An Explosive Report Says Russian Athletes Are Lying, Doping Cheaters

A government sponsored doping program? Where else but Russia. 

Russian athletes are a bunch of doped up cheaters whose disregard for the rules was made possible by a corrupt cabal of coaches, doctors, and government officials, according to a bombshell report from the World Anti-Doping Agency.

The 325-page report comes after an 11 month investigation into doping and the associated cover-ups involving bribes, intimidation and espionage. As a result, the country that brought home 81 medals at the 2012 London Olympics — the third most in the world — might be banned from participating in next year’s games in Rio de Janeiro, a harsh punishment that fits a rotten regime.

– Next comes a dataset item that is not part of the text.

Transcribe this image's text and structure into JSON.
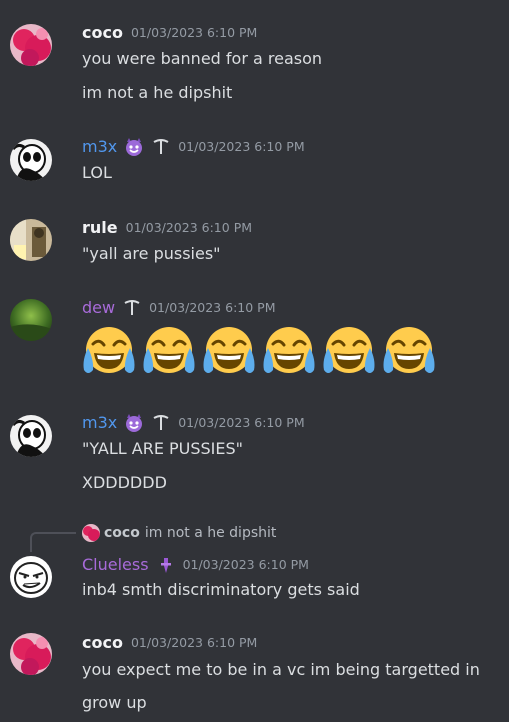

“It’s worse than we thought,” Richard Pound, a co-author of the report, told the New York Times. “It’s residue of the old Soviet Union system.”

The report calls Russia’s doping problem “state sponsored,” and claims that government intelligence services spied on and intimated workers at a Moscow lab charged with testing athletes. Lab workers also believed the facility was bugged by Russia’s Federal Security Service, whose agents posed as engineers in the lab to monitor its activities. Plus, the lab destroyed more than a thousand samples during the WADA investigation to cover up its crimes. That’s one bad lab. 

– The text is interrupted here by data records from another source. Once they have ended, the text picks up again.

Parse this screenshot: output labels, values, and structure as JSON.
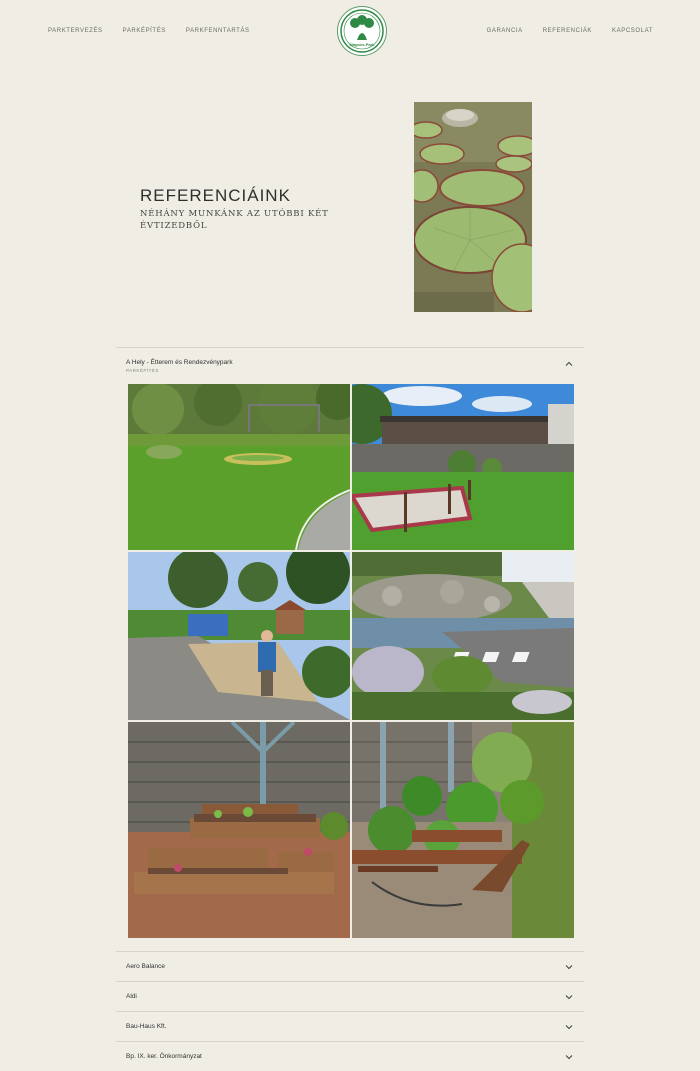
{
  "nav": {
    "left": [
      "Parktervezés",
      "Parképítés",
      "Parkfenntartás"
    ],
    "right": [
      "Garancia",
      "Referenciák",
      "Kapcsolat"
    ]
  },
  "logo": {
    "text": "Mágnes-Park",
    "color": "#2f8a45"
  },
  "hero": {
    "title": "REFERENCIÁINK",
    "subtitle": "NÉHÁNY MUNKÁNK AZ UTÓBBI KÉT ÉVTIZEDBŐL"
  },
  "references": {
    "open_item": {
      "title": "A Hely - Étterem és Rendezvénypark",
      "tag": "Parképítés"
    },
    "gallery_icons": [
      "lawn-garden-photo",
      "terrace-flowerbed-photo",
      "gardener-playground-photo",
      "rock-garden-photo",
      "raised-beds-photo",
      "raised-beds-planted-photo"
    ],
    "items": [
      "Aero Balance",
      "Aldi",
      "Bau-Haus Kft.",
      "Bp. IX. ker. Önkormányzat"
    ]
  },
  "colors": {
    "background": "#efede4",
    "accent": "#2f8a45"
  }
}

“It would be naive in the extreme to conclude that activities on the scale discovered could have occurred without the explicit or tacit approval of Russian governmental authorities,” the report says.

But wait, there’s more! Doping officials were both bribed and intimidated to cover up missed and failed tests by Russian athletes, who were often tipped off about upcoming “random” tests. This is all part of a disturbing trend over the last several years, according to the New York Times:

Russian athletes, in soaring numbers, have been caught doping in recent years. Russia had far more drug violations than any other country in 2013: 225, or 12 percent of all violations globally, according to data from the World Anti-Doping Agency. About a fifth of Russia’s infractions involved track and field athletes, the focus of Monday’s report.

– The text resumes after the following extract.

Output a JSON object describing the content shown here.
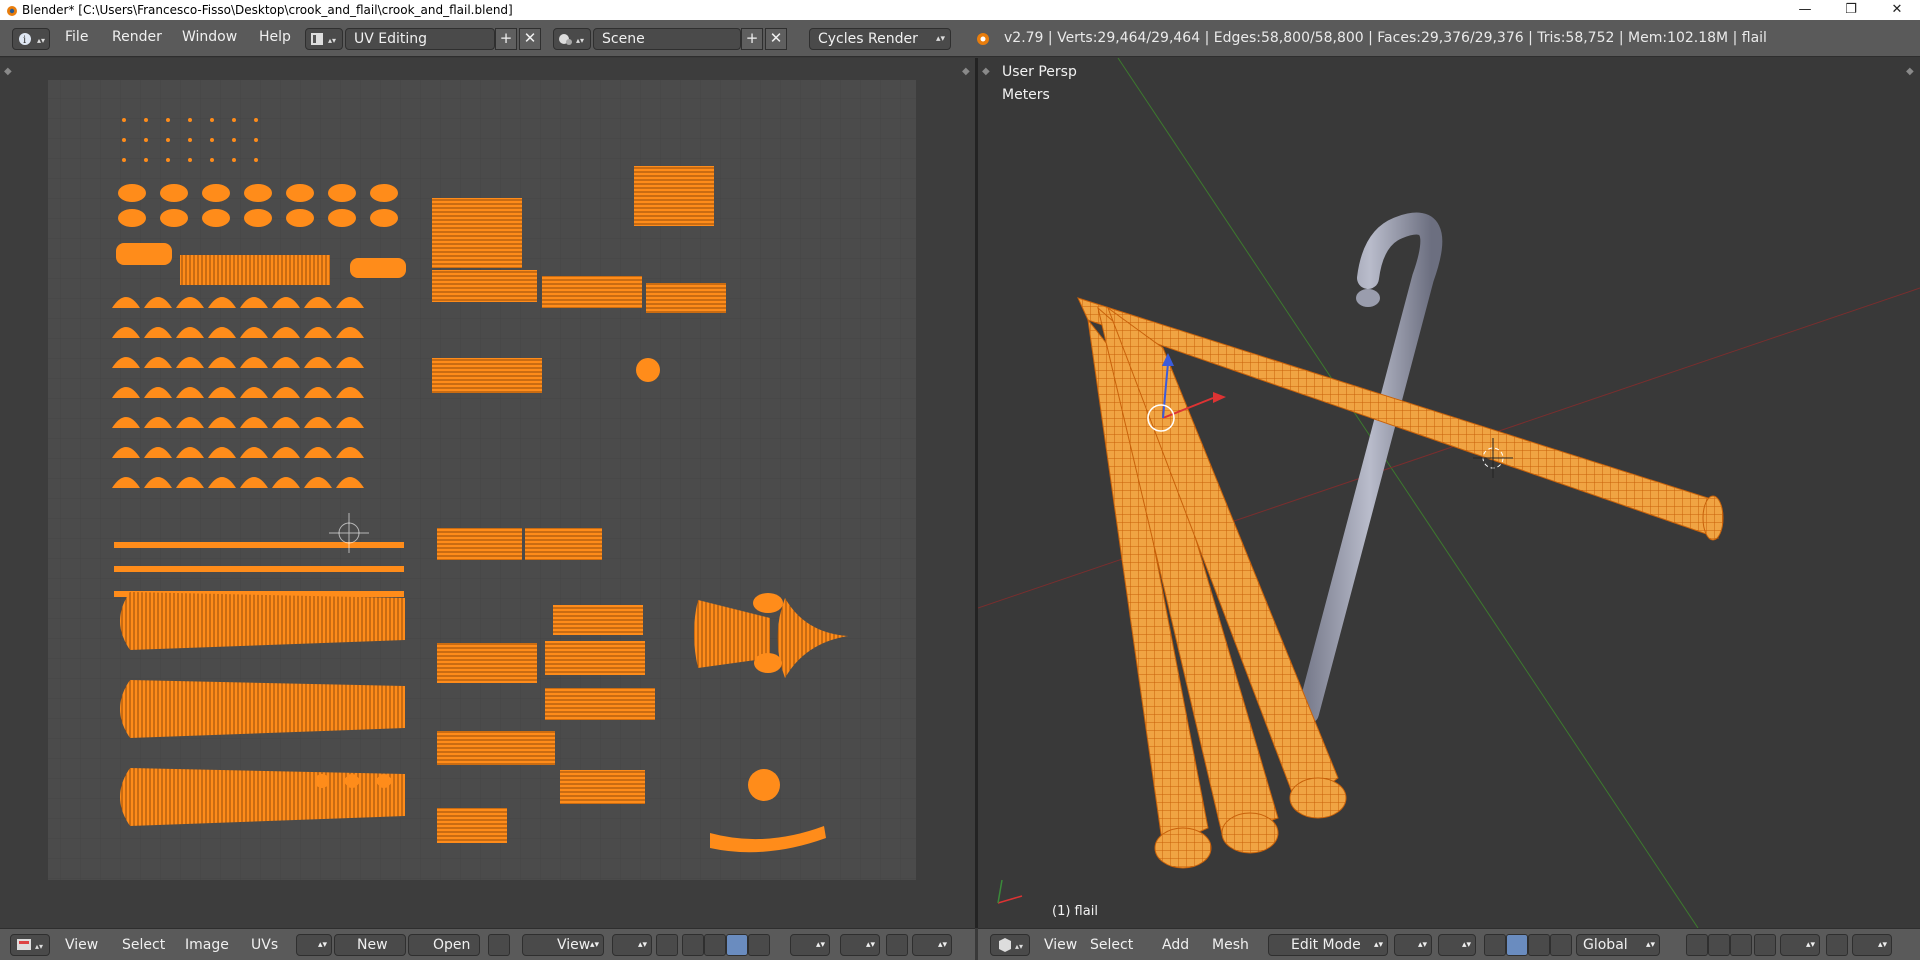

“This level of corruption attacks sport at its core,” Richard H. McLaren, a Canadian lawyer and co-author of the report, said in an interview on Sunday. In contrast to corporate governance scandals like those currently roiling world soccer, he said, drug use by athletes has distorted the essence of professional games. “Bribes and payoffs don’t change actual sporting events,” Mr. McLaren said. “But doping takes away fair competition and an equal playing field.”

All told, this adds up to a widespread doping scandal that could derail Russia’s hopes of competing at the 2016 Olympics. And even if the country does somehow wriggle its way to Rio, there’s not much hope for reaching the top of medal count. Even with a widespread government-sponsored doping program Russia couldn’t best the USA and China. Without it? Good luck keeping up with Kazakhstan.